There's no denying that the decline in Jamaica's ranking in the 2011 Global Competitiveness Report (GCR) has given pause to consider the negative global perception of Jamaica and the potential impact on business and investor confidence.
Notwithstanding, investor interest in Jamaica remains robust, a fact more recently borne out by the overwhelming response of prospective Chinese investors to opportunities in Jamaica at the just concluded China-Caribbean Economic Forum in Port of Spain, and the significant visit of the chairman and president of the China EXIM Bank to the island.
The GCR is one of several annual reports released by multilateral organisations that seek to rank countries based on predetermined criteria.
The report is primarily perception driven, with the majority of the data points in the report emerging from the globally administered executive opinion survey. Jamaica's 2011 ranking is therefore in large part, a function of the perceptions of the 54 Jamaican business executives that participated in the survey.
It places emphasis on comparative analysis and not on individual country improvements. It therefore does not recognise areas of significant improvements, which are being achieved by Jamaica.
The Government is committed to reversing negative perceptions of Jamaica as a business-friendly destination by exacting real and lasting impact on the national business environment in the drive for global competitiveness.
In this regard, the 2011 GCR ought not to be received as 'depressing reading', rather the document is best used as a compelling stimulant to motivate enhanced partnerships between the private and public sectors for greater levels of productivity.
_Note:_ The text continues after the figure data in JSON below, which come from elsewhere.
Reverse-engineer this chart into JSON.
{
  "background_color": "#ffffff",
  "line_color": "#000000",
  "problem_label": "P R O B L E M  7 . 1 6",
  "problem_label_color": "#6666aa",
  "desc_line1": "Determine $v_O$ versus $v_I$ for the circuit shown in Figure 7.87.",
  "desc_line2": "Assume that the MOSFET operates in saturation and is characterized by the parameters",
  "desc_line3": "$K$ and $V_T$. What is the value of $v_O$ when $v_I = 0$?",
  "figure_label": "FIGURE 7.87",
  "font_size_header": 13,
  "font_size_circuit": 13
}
The 2011 Global Competitiveness Report best serves as an inflection point, from which to plot an upward trajectory to advance Jamaica's position in the rankings. As a ministry, we will bring the required analysis and actions in partnership with the wider public service and the private sector to address the complex issues that bedevil our national productivity and global competitiveness.
This is not gainsaying. We are all familiar with the historical challenges.
Our public narrative has been replete with the analysis and the spirited discourse, both constructive and unhelpful. Yet, the acknowledged reality is that Jamaican businesses have for several decades been incentivised to shy away from risk-taking and to rely on guaranteed returns from investments in government paper.
This stands in stark contrast to an ethos, where risk-taking undertaken in a business-friendly environment where production is incentivised, and investor/business confidence is high.
We recognise that nothing can be gained by being dismissive of the findings of the GCR, rather our approach is to learn from the negatives and to capitalise on the advances we are making in growing the economy. Already, we are seeing some palpable developments. For starters:
It is getting easier to pay our taxes: there has been a reduction in the number of tax payments from 72 to 36 with more to come, as a result of the amalgamation of payroll taxes.
Reforms in customs are making life easier for our exporters: Improvements such as the Export One Stop Shop Facility is simplifying inspection and document processing at the ports.
Starting a business in Jamaica is getting easier: the plans to institute a super form to consolidate the numerous application forms and declarations into one standardised application form for business registration is well under way.
Jamaica's macroeconomic environment is the best it has been in several decades.
The Jamaican economy grew by 1.5 per cent for the April to June 2011 period, the second consecutive quarter of growth, while inflationary pressures have largely been kept in check.
Interest rates which served as a significant disincentive for production and investment are currently at their lowest levels since the mid-1970s.
Homeowners are now enjoying single-digit mortgage rates.
And crime has declined nearly 40 per cent between January and June 2011 over the similar period last year.
In the face of these positive developments, the Global Compe-titiveness Report 2011 is in effect a perception survey; nonetheless, we recognise that perceptions oftentimes frame and inform reality.
The clear mission is to close the global perception gap with the substance of increased local direct investments.
It is said that one of the first indicators checked by the discerning foreign investor when considering investment in a country is the level of economic activity by local investors. It is with this in mind that Jampro and other facilitation agencies in the ministry have been charged to bring renewed focus on local investments and to encourage and support existing investors to expand, reinvest and increase employment.
This is but one of a number of strategies that it is already in train to challenge and change negative perceptions of our competitiveness and our will as a country to be globally competitive.
Investor confidence cannot be built overnight. Systemic bureaucratic red tape isn't defeated in a day. Global competitiveness, perceived or practically achieved, is a moving target. The one constant is the excellence that resides within the Jamaican productive sector and a dynamic business support network.
The Government's role in this regard is to unlock and cultivate this excellence as expressed in high levels of investments, foreign and domestic, resulting in strong business linkages, robust economic activity, high levels of production and a thriving export trade. Partnership will be the master key to ignite the flame of our collective will for our success.
Our future is in our hands. Our best days are ahead of us.